Hello community, hope you are safe.
I have a big folder structure and a lot of custom roles. The idea is that 1 folder is only visible for 3 roles, and these roles change in every folder, so is a lot of work. So I created 3 Access Control Rules for every role that must have visibility where I used the option "All except selected participant" and select the option Deny Full Control (All) hoping that this will do the work for all the roles, but it seems that this doesn't work because the 3 ACR don't get along well. For what I see It seems is only possible to have 1 Deny Full Control (All) using the option "All except selected participant" because they cancel or mess the access to the visibility between the 3 roles.
I came with the idea to create a set of ACR for every folder and there create 1 ACR for every role removing visibility (a lot of roles and folders), except for the 3 roles that must have access, but I could bet my salary there is a better and faster way to do it.
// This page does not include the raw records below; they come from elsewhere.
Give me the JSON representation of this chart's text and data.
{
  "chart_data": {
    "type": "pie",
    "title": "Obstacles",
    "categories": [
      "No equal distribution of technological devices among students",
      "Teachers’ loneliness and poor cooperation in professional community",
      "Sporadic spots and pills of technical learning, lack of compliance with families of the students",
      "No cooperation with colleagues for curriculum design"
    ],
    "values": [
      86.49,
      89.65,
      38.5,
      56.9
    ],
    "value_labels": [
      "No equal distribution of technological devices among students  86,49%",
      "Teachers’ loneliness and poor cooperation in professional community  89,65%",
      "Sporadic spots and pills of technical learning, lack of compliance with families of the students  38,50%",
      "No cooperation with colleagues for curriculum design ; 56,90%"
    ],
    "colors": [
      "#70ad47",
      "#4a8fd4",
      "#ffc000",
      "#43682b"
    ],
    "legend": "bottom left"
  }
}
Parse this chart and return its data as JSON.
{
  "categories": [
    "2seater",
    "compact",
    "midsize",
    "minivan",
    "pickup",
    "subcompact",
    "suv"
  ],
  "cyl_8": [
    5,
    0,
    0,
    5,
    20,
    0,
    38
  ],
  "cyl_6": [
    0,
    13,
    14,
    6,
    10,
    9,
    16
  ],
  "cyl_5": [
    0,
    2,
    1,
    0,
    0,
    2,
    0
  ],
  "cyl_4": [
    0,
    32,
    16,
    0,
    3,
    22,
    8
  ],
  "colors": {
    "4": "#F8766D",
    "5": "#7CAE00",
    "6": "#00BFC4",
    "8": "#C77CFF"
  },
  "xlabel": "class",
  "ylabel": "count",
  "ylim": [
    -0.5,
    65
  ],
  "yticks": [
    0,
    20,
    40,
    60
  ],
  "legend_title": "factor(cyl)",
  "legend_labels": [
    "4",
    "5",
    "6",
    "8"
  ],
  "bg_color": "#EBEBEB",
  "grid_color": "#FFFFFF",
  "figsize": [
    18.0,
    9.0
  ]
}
Any advice would be appreciated!!
Hiding the Folders does not hide what is in the folders. If a user accesses what is in a folder via search or structure, or from a link provided by someone else, it will be available. For "Location" it will list (secured information) or something equiv.
Might be best to focus on access to what is in the Folders.
Hi @mlockwood I have miss what you said and is an important issue. Thanks!, I now know I have to change the focus, but with my current knowledge and with what you said, only seems that I have more elements to manage (the folders and all that could be possible inside them).
In general, users should ALWAYS be encouraged to find data either by searching or by accessing from a structure. Your Windchill can work totally fine with absolutely no folders.
Assume that no users ever browse within folders, and so focus on whether they can access the data or not.
Beyond that, it's very important to consider at what state they can access the data. Some users should be able to access at all states; some only at Released for example.
If some CAD Document has in it's history for example:
A.1 In Work
A.2 In Work
B.1 In Work
- user1 who can access all states would see B.1 from a search.
- user2 who can only access Released data would see A.3 from a search (and have no indication that Rev B exists).
Consider further though that if you are using Windchill change management, there will be an icon on A.3 indicating that a change is in process.
If you can, convince all users to abandon folders in general.
@mlockwood You are right, using attributes you can abandon folders, but it will take some time to convince all user to forget the folder structure, but thanks for your great advice.